Libri della settimana: il tesoro d’Italia secondo Vittorio Sgarbi

14 Novembre 2013


Firenze, Venezia, Roma, Milano. Gli Uffizi e piazza San Marco, la Cappella Sistina e la Pinacoteca di Brera: Michelangelo, Leonardo, Perugino e Caravaggio. Il Bel Paese è tale, di nome e di fatto, grazie ai suoi luoghi iconici, antica memoria di splendore e civiltà; lo è in virtù dei grandi dell’arte del Rinascimento e dell’età moderna, nel nome di artisti che vedono il proprio nome inciso a caratteri d’oro negli annali della Storia dell’Arte. Ma non solo.

Nulla nasce dal caso. E ancora: niente si crea o si distrugge, ma tutto si trasforma. Una delle fondamentali leggi della fisica si sposa alla perfezione al campo di un’arte che è costante rielaborazione, rivoluzione, innovazione, cambiamento di stilemi formali che vengono da lontano. Lo dimostra Vittorio Sgarbi nel suo ultimo Il tesoro d’Italia, viaggio condotto per Bompiani alla scoperta di meraviglie perdute e colpevolmente dimenticate, gioielli dal fascino discreto ma irresistibile.
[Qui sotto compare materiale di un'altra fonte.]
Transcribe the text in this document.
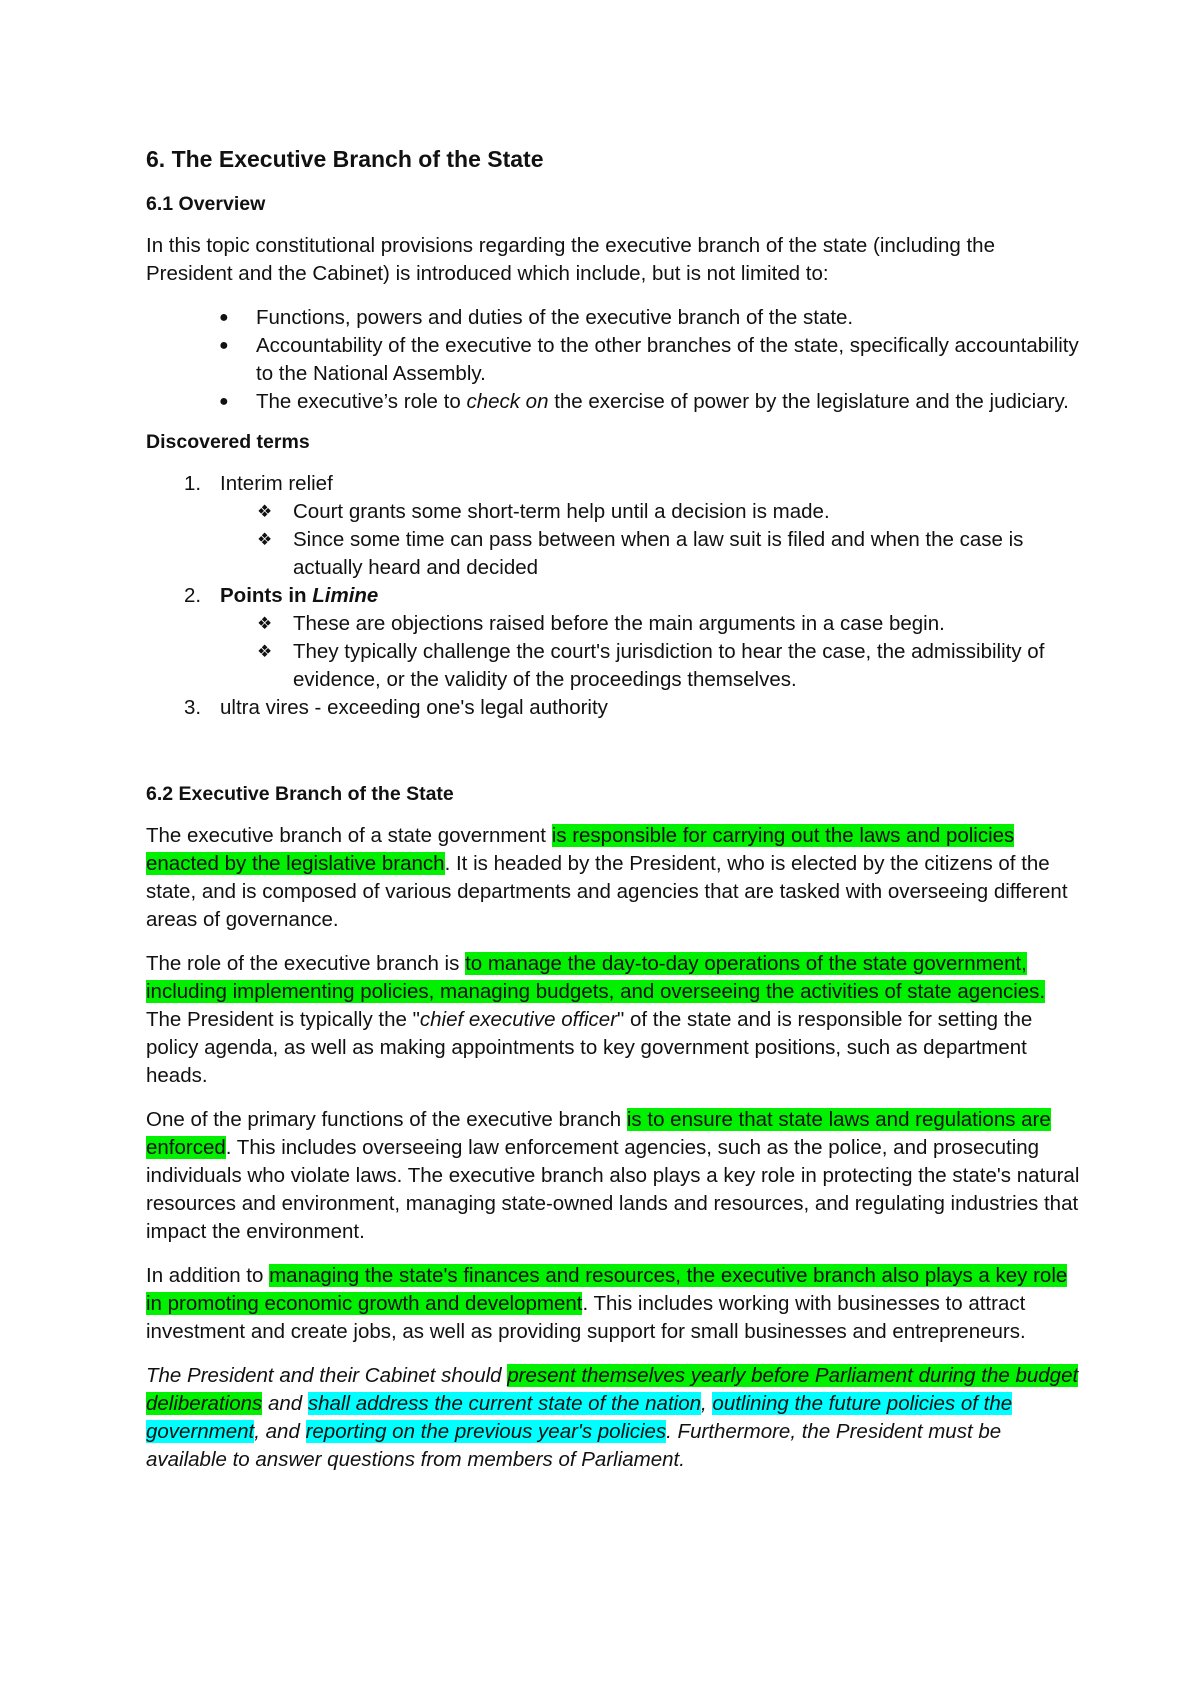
6. The Executive Branch of the State
6.1 Overview

In this topic constitutional provisions regarding the executive branch of the state (including the President and the Cabinet) is introduced which include, but is not limited to:

● Functions, powers and duties of the executive branch of the state.
● Accountability of the executive to the other branches of the state, specifically accountability to the National Assembly.
● The executive’s role to check on the exercise of power by the legislature and the judiciary.
Discovered terms
1. Interim relief
❖ Court grants some short-term help until a decision is made.
❖ Since some time can pass between when a law suit is filed and when the case is actually heard and decided
2. Points in Limine
❖ These are objections raised before the main arguments in a case begin.
❖ They typically challenge the court's jurisdiction to hear the case, the admissibility of evidence, or the validity of the proceedings themselves.
3. ultra vires - exceeding one's legal authority
6.2 Executive Branch of the State

The executive branch of a state government is responsible for carrying out the laws and policies enacted by the legislative branch. It is headed by the President, who is elected by the citizens of the state, and is composed of various departments and agencies that are tasked with overseeing different areas of governance.

The role of the executive branch is to manage the day-to-day operations of the state government, including implementing policies, managing budgets, and overseeing the activities of state agencies. The President is typically the "chief executive officer" of the state and is responsible for setting the policy agenda, as well as making appointments to key government positions, such as department heads.

One of the primary functions of the executive branch is to ensure that state laws and regulations are enforced. This includes overseeing law enforcement agencies, such as the police, and prosecuting individuals who violate laws. The executive branch also plays a key role in protecting the state's natural resources and environment, managing state-owned lands and resources, and regulating industries that impact the environment.

In addition to managing the state's finances and resources, the executive branch also plays a key role in promoting economic growth and development. This includes working with businesses to attract investment and create jobs, as well as providing support for small businesses and entrepreneurs.

The President and their Cabinet should present themselves yearly before Parliament during the budget deliberations and shall address the current state of the nation, outlining the future policies of the government, and reporting on the previous year's policies. Furthermore, the President must be available to answer questions from members of Parliament.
Tele del Pomarancio e flessuose statue in marmo del padre di Bernini: non siamo in una delle tante ricchissime chiese romane ma a Morano Calabro, nel cuore della Sila; stupefacenti affreschi romanici e austere forme architettoniche: lontano dalle grandi cattedrali della Pianura Padana, rintracciate ad Anagni o nella magnifica abbazia benedettina di Sant’Angelo in Formis, alle porte di Capua.

Modena, Fermo, Tolentino; e poi ancora le perle del Cilento: Vatolla, Perdifumo, Giungano. Riposta l’acredine del polemista, Vittorio Sgarbi riscopre il piacere di farsi affascinare, di perdersi in un petit tour  inconsueto, lungo strade interrotte che sanno però portare lontano. Confermando la specificità di un Paese che trova nella propria tradizione culturale, nella pluralità di voci che ne compongono la Storia, un coro di sublime armonia.